Marcas de moda aliadas de governos repressivos

As empresas de moda contribuem para a vulnerabilidade dos trabalhadores, pois não cumprem as suas responsabilidades em matéria de direitos humanos, transformando a devida diligência em direitos humanos e os códigos de conduta em exercícios de preenchimento de formulários. Permitiram o crescimento de cadeias de abastecimento opacas e demonstraram vontade de contratar mão de obra de governos e parceiros comerciais que não supervisionam nem corrigem práticas laborais inadequadas, ou que reprimem ativamente a liberdade de associação.

A falta de legislação sobre diligência devida em muitos países significa que as marcas não são responsabilizadas pelas suas cadeias de abastecimento, permitindo uma indústria extrativa e exploradora. Nos casos em que essas leis existem, a sua implementação e âmbito ainda estão em fase embrionária.

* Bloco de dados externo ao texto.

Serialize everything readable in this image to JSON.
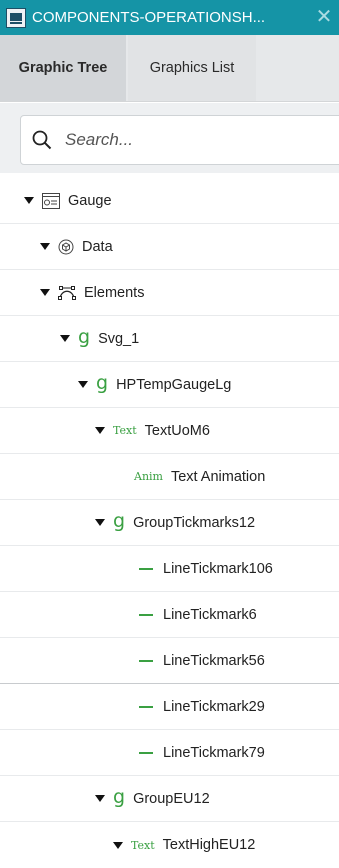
{
  "window": {
    "title": "COMPONENTS-OPERATIONSH...",
    "close_icon": "close-icon"
  },
  "tabs": [
    {
      "label": "Graphic Tree",
      "active": true
    },
    {
      "label": "Graphics List",
      "active": false
    }
  ],
  "search": {
    "placeholder": "Search...",
    "value": ""
  },
  "colors": {
    "titlebar": "#1594a6",
    "accent_green": "#3aa042"
  },
  "tree": [
    {
      "label": "Gauge",
      "icon": "graphic-icon",
      "expanded": true
    },
    {
      "label": "Data",
      "icon": "data-cube-icon",
      "expanded": true
    },
    {
      "label": "Elements",
      "icon": "elements-nodes-icon",
      "expanded": true
    },
    {
      "label": "Svg_1",
      "icon": "group-g-icon",
      "expanded": true
    },
    {
      "label": "HPTempGaugeLg",
      "icon": "group-g-icon",
      "expanded": true
    },
    {
      "label": "TextUoM6",
      "icon": "text-icon",
      "icon_text": "Text",
      "expanded": true
    },
    {
      "label": "Text Animation",
      "icon": "animation-icon",
      "icon_text": "Anim"
    },
    {
      "label": "GroupTickmarks12",
      "icon": "group-g-icon",
      "expanded": true
    },
    {
      "label": "LineTickmark106",
      "icon": "line-icon"
    },
    {
      "label": "LineTickmark6",
      "icon": "line-icon"
    },
    {
      "label": "LineTickmark56",
      "icon": "line-icon"
    },
    {
      "label": "LineTickmark29",
      "icon": "line-icon"
    },
    {
      "label": "LineTickmark79",
      "icon": "line-icon"
    },
    {
      "label": "GroupEU12",
      "icon": "group-g-icon",
      "expanded": true
    },
    {
      "label": "TextHighEU12",
      "icon": "text-icon",
      "icon_text": "Text",
      "expanded": true
    }
  ]
}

O direito e as normas internacionais, incluindo os Princípios Orientadores das Nações Unidas sobre Empresas e Direitos Humanos e as Diretrizes da Organização de Cooperação e Desenvolvimento Económico (OCDE) para Empresas Multinacionais, exigem que as empresas de moda identifiquem e abordem todos os riscos e impactos em matéria de direitos humanos, realizando uma devida diligência contínua em matéria de direitos humanos em toda a sua cadeia de abastecimento.

No entanto, na maioria dos países produtores de vestuário, a falta de legislação vinculativa permitiu que a violação dos direitos dos trabalhadores se tornasse parte integrante das cadeias de abastecimento, sem que fossem tomadas medidas significativas para resolver o problema. Além disso, os governos dos países onde estas marcas globais têm sede não tomaram medidas para impedir abusos no estrangeiro por parte de empresas comerciais dentro da sua jurisdição.

Na maioria dos países produtores de vestuário, a falta de legislação vinculativa permitiu que a violação dos direitos dos trabalhadores se tornasse parte integrante das cadeias de abastecimento, sem que fossem tomadas medidas significativas para resolver o problema.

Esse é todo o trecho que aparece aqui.